The FACT-MCM interaction is reduced in response to growth inhibition. Immunoblot showing the levels of FACT, MCM4, and MCMs in K562 cell extracts (lanes 1 & 2) and in 10D1 immunoprecipitates (lanes 3 & 4). Before extraction, K562 cells were either uninduced (lanes 1 & 3) or induced to differentiate with 3-day treatment of 2 mM sodium butyrate (NaBu) (lanes 2 & 4). The number at the bottom illustrates the relative levels of MCM co-immunoprecipitated by the 10D1 antibody. The degree of co-IP ("relative MCM co-IP"), expressed as a ratio in band intensity of total MCM to FACT, was normalized to the control treatment group.

Figure 7

Hypothetical paradigms of the regulatory mechanisms underlying the functional cooperation between FACT and MCM complexes. (A) Putative models for the distinct roles of the two identified FACT-MCM complexes. As shown in Figure 3, the two assemblies may be recruited to the origin region in a temporal fashion, with FACT-MCM2/3/4/5 preceding FACT-MCM2/4/6/7. Both complexes are enzymatically active, and they may exert their activities, in two possible modes (I & II), at distinct and/or sequential stages during the early phase of DNA replication initiation (see Discussion). (B) The FACT-MCM complex constitutes an important activity that facilitates chromatin DNA unwinding during DNA replication [29]. Functional attributes of the FACT-MCM complexes are coordinated with the cell cycle. The temporal mode of such regulation is depicted in this diagram, in which the relative levels of the indicated functional attributes are represented.
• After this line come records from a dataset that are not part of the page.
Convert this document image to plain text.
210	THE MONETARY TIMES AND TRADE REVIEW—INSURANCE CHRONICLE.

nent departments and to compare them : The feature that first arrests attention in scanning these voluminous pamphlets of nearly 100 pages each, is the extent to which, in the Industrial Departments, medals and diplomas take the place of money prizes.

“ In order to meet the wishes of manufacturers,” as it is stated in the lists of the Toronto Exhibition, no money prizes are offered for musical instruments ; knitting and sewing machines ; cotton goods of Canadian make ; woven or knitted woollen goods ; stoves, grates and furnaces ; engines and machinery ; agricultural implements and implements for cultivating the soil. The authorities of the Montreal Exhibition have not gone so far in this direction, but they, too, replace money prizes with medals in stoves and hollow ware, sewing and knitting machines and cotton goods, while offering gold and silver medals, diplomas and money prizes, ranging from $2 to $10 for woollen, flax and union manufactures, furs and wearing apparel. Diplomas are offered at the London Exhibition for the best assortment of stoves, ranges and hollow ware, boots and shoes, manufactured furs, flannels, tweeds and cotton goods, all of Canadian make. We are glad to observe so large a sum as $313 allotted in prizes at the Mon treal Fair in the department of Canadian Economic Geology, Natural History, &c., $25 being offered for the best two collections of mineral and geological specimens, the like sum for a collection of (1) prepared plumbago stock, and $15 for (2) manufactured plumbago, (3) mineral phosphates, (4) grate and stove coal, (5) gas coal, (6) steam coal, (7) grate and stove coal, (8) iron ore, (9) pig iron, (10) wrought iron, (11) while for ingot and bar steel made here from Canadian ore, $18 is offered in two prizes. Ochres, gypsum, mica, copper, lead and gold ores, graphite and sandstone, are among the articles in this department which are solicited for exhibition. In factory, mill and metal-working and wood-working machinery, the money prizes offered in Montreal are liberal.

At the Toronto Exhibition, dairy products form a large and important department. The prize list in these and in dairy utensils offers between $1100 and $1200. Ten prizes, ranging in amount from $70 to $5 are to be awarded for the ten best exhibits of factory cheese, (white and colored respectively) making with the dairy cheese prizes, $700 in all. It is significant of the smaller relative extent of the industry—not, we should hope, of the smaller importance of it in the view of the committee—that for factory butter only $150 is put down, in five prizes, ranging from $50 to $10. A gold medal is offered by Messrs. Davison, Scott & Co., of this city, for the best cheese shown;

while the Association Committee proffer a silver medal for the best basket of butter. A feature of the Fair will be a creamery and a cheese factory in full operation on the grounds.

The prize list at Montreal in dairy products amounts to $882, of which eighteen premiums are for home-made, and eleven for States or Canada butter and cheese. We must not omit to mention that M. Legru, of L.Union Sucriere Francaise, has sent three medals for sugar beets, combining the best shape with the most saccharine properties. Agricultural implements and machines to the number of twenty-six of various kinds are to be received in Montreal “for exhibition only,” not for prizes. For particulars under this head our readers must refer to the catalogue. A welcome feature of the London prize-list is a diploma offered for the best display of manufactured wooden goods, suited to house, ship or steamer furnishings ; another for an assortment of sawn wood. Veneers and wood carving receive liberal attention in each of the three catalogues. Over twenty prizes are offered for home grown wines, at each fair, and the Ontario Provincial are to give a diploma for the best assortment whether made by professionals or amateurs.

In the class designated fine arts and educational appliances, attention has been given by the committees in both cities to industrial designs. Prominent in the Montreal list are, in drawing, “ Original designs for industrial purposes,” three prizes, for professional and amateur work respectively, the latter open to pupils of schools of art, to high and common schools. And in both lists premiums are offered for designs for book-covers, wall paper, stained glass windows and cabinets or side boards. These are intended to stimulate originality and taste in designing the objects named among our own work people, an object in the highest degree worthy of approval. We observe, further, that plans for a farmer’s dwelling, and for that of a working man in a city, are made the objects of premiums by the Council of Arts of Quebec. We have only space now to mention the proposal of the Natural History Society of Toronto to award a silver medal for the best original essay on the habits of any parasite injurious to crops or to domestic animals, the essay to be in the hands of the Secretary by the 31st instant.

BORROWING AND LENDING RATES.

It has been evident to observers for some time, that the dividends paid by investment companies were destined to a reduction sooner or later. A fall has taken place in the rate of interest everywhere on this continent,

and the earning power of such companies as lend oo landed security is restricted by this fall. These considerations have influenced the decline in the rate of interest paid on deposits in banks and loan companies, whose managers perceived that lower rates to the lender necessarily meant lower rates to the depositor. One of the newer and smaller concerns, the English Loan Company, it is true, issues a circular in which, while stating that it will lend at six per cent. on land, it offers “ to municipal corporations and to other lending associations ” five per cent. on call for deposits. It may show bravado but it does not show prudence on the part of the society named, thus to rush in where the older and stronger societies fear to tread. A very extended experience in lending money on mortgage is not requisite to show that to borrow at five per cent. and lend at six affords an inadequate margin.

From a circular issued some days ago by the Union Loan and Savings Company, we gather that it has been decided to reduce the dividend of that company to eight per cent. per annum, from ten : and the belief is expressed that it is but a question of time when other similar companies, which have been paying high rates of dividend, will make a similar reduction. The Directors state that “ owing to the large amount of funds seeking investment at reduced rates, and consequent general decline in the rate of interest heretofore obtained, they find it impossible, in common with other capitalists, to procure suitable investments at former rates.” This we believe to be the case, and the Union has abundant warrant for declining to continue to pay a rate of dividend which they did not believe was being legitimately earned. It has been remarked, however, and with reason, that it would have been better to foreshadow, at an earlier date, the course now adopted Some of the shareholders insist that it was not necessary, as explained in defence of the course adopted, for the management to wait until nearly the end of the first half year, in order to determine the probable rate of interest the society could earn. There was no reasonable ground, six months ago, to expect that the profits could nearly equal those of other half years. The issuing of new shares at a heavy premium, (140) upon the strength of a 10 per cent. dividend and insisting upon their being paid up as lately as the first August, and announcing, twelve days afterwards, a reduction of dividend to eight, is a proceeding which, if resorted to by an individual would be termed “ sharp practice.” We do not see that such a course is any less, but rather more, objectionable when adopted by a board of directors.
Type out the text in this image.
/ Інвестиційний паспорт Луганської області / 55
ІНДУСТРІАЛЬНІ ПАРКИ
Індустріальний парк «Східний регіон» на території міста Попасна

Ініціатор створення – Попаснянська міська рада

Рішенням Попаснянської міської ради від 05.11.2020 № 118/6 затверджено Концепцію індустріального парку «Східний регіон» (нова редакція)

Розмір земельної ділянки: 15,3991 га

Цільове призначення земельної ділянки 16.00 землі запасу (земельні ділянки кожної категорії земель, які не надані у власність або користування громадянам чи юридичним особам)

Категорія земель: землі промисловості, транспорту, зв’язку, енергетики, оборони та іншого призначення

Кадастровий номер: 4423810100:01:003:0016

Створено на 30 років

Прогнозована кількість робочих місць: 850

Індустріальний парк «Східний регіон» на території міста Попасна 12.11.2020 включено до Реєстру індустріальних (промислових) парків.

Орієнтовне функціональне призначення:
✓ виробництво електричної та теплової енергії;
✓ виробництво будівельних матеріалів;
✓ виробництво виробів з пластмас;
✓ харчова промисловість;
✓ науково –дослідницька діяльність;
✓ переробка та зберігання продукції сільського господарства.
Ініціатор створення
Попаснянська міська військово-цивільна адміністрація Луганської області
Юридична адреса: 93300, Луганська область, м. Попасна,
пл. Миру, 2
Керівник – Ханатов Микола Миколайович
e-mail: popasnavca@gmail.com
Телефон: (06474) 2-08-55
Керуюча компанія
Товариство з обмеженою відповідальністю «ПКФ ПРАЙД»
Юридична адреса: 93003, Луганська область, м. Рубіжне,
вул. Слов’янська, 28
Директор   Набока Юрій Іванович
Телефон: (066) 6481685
Origin association of the two FACT-MCM complexes reflects their distinct roles during origin establishment and replication initiation (Figure 3). DNA helicase activity and protein mitotic phosphorylation are inversely regulated to ensure proper integration and resetting of the complex activity within the cell cycle (Figures 4 & 5). Finally, the formation of the FACT-MCM complex is associated with cell proliferation and S phase (Figure 6). ND, characteristics of the indicated functional attributes in the quiescent state (or upon exit from cell cycle) have not been determined.